Monsieur le Président, quand le pouvoir devient une responsabilité historique (Par Abdourahaman Condé)
Il arrive dans la vie d’une nation un moment où le pouvoir cesse d’être un enjeu pour devenir une épreuve. La Guinée se trouve aujourd’hui à cet instant précis.
Après quatre années de transition, le pays n’attend plus des gestes d’autorité, mais des preuves de maturité politique. L’histoire ne vous observe plus comme un acteur de rupture, mais comme le dépositaire d’une continuité, et c’est à partir de cette position que tout commence vraiment.
Vous entrez dans une phase où chaque décision, même silencieuse, a une portée durable. La transition vous a offert le temps, l’autorité et les moyens. La République attend désormais autre chose : une vision capable de transformer la force en équilibre, la centralisation en régulation, la discipline en confiance. Gouverner ne consiste plus à tenir un pays, mais à le rendre gouvernable sans vous.
La société guinéenne sort d’un cycle long de tensions, de promesses non tenues et de désillusions répétées. Les citoyens n’attendent plus des discours héroïques ni des démonstrations de puissance. Ils aspirent à des institutions qui fonctionnent sans peur, une administration qui protège sans humilier, un État qui décide sans écraser.

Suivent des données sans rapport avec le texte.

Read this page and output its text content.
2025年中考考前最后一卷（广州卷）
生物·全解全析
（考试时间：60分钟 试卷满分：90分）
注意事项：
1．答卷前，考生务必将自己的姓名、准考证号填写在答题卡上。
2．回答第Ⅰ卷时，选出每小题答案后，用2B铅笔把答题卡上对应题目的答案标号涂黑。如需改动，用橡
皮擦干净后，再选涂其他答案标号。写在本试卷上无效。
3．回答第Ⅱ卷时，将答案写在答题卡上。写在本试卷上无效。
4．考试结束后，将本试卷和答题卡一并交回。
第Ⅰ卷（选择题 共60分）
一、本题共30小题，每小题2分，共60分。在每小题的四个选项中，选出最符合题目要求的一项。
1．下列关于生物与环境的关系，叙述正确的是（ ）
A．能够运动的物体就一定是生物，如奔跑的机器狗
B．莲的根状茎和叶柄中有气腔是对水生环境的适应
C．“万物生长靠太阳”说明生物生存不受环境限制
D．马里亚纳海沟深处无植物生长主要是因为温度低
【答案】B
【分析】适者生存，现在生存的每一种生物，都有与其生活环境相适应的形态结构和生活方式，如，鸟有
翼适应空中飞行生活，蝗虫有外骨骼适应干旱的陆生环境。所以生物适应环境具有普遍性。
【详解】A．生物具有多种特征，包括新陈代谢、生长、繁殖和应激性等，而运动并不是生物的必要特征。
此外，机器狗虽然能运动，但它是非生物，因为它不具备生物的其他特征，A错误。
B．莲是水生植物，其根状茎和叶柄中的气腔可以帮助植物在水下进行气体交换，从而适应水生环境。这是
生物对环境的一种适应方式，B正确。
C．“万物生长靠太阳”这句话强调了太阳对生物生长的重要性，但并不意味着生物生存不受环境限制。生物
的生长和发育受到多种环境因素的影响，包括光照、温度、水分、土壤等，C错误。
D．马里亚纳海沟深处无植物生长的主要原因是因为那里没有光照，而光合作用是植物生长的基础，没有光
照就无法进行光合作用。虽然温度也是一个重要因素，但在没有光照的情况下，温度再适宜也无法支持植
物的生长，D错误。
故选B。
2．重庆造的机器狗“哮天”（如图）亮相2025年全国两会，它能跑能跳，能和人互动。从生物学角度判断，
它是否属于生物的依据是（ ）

La stabilité véritable ne se mesure pas à l’absence de bruit, mais à la prévisibilité des règles et à la justice de leur application.
Le risque n’est pas la contestation, mais l’installation d’un confort du pouvoir où l’applaudissement remplace l’évaluation et où la loyauté devient un métier. L’histoire africaine montre que les régimes entourés uniquement de voix flatteuses finissent toujours par gouverner à l’aveugle : Un pouvoir fort n’a pas besoin d’être protégé de la critique ; il a besoin qu’on l’aide à voir clair.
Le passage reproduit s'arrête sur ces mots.